Wo ist das nächste Virus? Foto: Karl Lauterbach (über dts Nachrichtenagentur)

Im Auftrag der Pharma-Konzerne? Lauterbach stellt Förderung von Homöopathie infrage

Klar, es gibt Leute, die sich lieber mit irgendwelchen Pillen inklusive schweren Nebenwirkungen voll pumpen, aber es gibt auch Leute, die alternative Heilmethoden zumindest mal ausprobieren möchten, um sich nicht zum Sklaven der Pharmakonzerne zu machen.

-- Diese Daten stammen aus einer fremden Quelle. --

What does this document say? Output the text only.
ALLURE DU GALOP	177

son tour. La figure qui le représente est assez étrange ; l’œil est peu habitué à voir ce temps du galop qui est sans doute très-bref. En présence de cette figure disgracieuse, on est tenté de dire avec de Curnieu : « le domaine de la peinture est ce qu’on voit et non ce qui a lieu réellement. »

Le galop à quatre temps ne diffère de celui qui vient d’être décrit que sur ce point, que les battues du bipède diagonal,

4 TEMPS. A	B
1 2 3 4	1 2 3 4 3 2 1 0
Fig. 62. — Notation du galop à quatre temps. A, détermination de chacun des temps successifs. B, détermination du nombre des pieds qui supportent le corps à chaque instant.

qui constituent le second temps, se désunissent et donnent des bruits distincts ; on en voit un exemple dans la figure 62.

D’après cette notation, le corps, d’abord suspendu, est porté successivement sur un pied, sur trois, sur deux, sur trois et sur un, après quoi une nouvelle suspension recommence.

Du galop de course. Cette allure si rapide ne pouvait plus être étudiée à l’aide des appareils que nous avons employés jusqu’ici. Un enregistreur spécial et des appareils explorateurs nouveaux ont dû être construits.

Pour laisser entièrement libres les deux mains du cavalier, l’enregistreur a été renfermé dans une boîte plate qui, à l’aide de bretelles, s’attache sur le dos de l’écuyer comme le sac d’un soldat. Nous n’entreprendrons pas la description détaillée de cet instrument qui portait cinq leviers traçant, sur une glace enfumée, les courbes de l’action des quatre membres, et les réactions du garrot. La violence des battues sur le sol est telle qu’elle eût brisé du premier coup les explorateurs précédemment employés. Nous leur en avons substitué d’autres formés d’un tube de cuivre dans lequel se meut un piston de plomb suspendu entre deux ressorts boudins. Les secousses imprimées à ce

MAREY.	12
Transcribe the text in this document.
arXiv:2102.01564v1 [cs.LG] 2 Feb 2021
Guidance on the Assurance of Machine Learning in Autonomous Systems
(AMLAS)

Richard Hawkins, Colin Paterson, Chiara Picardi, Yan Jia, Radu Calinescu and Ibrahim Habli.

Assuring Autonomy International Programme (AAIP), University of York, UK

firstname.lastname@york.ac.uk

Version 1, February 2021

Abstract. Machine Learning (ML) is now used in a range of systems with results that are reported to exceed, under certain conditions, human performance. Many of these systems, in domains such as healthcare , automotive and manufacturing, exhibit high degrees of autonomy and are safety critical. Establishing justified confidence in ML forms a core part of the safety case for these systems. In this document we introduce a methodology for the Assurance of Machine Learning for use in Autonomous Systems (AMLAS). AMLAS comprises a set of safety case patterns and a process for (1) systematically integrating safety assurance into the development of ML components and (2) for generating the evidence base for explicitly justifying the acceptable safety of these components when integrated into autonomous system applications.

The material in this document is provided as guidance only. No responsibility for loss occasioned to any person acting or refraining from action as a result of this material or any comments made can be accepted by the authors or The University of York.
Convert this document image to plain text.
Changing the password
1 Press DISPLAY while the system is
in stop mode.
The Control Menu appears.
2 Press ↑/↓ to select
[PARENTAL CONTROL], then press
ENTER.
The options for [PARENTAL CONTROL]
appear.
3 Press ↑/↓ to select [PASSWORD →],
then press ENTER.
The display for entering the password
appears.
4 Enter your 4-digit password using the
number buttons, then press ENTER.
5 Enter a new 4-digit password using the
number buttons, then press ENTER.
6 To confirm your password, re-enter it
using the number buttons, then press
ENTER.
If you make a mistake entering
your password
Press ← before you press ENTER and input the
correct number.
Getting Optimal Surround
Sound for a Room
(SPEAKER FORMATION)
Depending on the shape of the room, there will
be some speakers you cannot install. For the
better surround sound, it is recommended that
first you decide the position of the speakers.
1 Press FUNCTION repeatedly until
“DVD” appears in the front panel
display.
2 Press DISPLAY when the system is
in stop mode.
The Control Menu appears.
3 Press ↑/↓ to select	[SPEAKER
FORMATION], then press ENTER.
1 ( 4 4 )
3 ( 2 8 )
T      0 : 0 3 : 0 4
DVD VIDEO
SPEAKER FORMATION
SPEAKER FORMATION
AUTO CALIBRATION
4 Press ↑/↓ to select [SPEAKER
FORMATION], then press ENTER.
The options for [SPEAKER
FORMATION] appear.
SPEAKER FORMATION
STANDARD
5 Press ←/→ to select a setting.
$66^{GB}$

Homöopathie ist so eine Lösung, die zwar umstritten ist, aber nachweislich auch Hunden hilft, die sich bekanntlich nichts einbilden können. Und dann gibt es noch einen Karl Lauterbach, der anscheinend auf Nebenwirkungen steht, oder eben von den Pharmakonzernen „überredet“ wurde, alternativen Heilmethoden einen Strich durch die Rechnung zu machen:

Bundesgesundheitsminister Karl Lauterbach (SPD) will die Finanzierung homöopathischer Behandlungen durch gesetzliche Krankenkassen auf den Prüfstand stellen. „Obwohl die Homöopathie vom Ausgabenvolumen nicht bedeutsam ist, hat sie in einer wissenschaftsbasierten Gesundheitspolitik keinen Platz“, sagte er dem „Spiegel“. Deshalb werde man prüfen, ob die Homöopathie als Satzungsleistung gestrichen werden könne.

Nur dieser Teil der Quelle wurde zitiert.